Le prime tre unità verranno costruite nei cantieri Mitsubishi in Giappone, mentre le restanti saranno assemblate presso lo stabilimento di Henderson, nell’Australia Occidentale. Il programma consentirà di varare la prima nave australiana nel 2029, in tempi più rapidi rispetto alle fregate di progettazione britannica, la cui entrata in servizio è prevista intorno al 2032. Il nuovo progetto è concepito per garantire piena integrazione con le tecnologie impiegate dalle forze armate statunitensi, favorendo l’interoperabilità tra le marine di Australia, Giappone e Stati Uniti.

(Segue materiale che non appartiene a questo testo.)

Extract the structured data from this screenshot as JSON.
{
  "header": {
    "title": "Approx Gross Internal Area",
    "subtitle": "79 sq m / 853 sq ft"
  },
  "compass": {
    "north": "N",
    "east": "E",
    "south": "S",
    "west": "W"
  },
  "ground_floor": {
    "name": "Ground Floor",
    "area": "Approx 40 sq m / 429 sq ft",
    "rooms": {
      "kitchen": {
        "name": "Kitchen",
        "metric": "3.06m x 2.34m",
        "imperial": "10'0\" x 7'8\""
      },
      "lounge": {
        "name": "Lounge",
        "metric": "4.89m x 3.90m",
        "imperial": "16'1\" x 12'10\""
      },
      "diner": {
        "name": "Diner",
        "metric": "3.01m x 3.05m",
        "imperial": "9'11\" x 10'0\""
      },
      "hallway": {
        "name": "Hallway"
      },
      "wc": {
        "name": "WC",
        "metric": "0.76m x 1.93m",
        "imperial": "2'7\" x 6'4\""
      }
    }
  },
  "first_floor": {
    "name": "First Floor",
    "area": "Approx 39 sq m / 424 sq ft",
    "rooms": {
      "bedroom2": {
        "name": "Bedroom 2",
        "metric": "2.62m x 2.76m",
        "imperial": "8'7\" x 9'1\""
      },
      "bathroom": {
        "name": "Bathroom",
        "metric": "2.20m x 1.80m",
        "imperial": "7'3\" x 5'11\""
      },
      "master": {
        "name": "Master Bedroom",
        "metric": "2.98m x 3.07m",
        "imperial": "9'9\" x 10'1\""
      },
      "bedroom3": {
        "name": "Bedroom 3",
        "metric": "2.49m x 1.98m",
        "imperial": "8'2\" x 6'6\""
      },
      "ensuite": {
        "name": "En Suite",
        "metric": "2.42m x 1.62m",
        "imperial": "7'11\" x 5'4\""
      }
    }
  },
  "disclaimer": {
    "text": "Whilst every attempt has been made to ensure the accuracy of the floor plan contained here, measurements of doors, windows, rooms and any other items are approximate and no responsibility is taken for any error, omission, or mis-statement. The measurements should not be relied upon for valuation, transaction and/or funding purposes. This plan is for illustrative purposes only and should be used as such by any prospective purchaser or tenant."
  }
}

È previsto un equipaggio di novanta persone, metà rispetto a quello richiesto dalle attuali fregate australiane. L’autonomia operativa stimata è pari a quarant’anni, con una conseguente riduzione dei costi di gestione sull’intero ciclo di vita, a compensazione di un prezzo iniziale più elevato, superiore del venti per cento rispetto all’offerta tedesca.
La competizione tra le due proposte è stata particolarmente serrata: la Germania ha cercato di valorizzare la propria esperienza nel settore, organizzando visite per la stampa presso i propri cantieri e criticando la limitata esperienza giapponese nel mercato internazionale della difesa. La settimana scorsa, a Canberra, il presidente della Mitsubishi, Seiji Izumisawa, ha presentato l’offerta finale alle autorità australiane, esprimendo l’interesse a rafforzare la cooperazione nei settori della difesa e dello spazio. In occasione di un ricevimento all’ambasciata giapponese, Izumisawa ha affermato: «Giappone e Australia sono Paesi che condividono valori comuni e possono contribuire in modo significativo alla prosperità della regione e del mondo attraverso una cooperazione più stretta in numerosi ambiti».
La scelta di Canberra appare dunque orientata non solo dalla necessità di sostituire una flotta obsoleta, ma anche da considerazioni di lungo periodo, legate alla stabilità dell’Indo-Pacifico e al rafforzamento di un’architettura di sicurezza condivisa con partner regionali. L’intesa con il Giappone rafforzerebbe un’alleanza già solida, confermando il ruolo crescente del Paese asiatico come attore strategico nella difesa regionale.
Takeshi Ishikawa, commissario dell’Agenzia per gli Appalti, la Tecnologia e la Logistica del ministero della Difesa giapponese, ha sottolineato che il rafforzamento della cooperazione trilaterale tra Giappone, Stati Uniti e Australia rappresenta oggi un elemento chiave per la stabilità della regione indo-pacifica. Un’evoluzione che segna anche un mutamento nell’approccio giapponese all’export militare, tradizionalmente limitato, ma oggi sostenuto da un contesto internazionale in rapido cambiamento.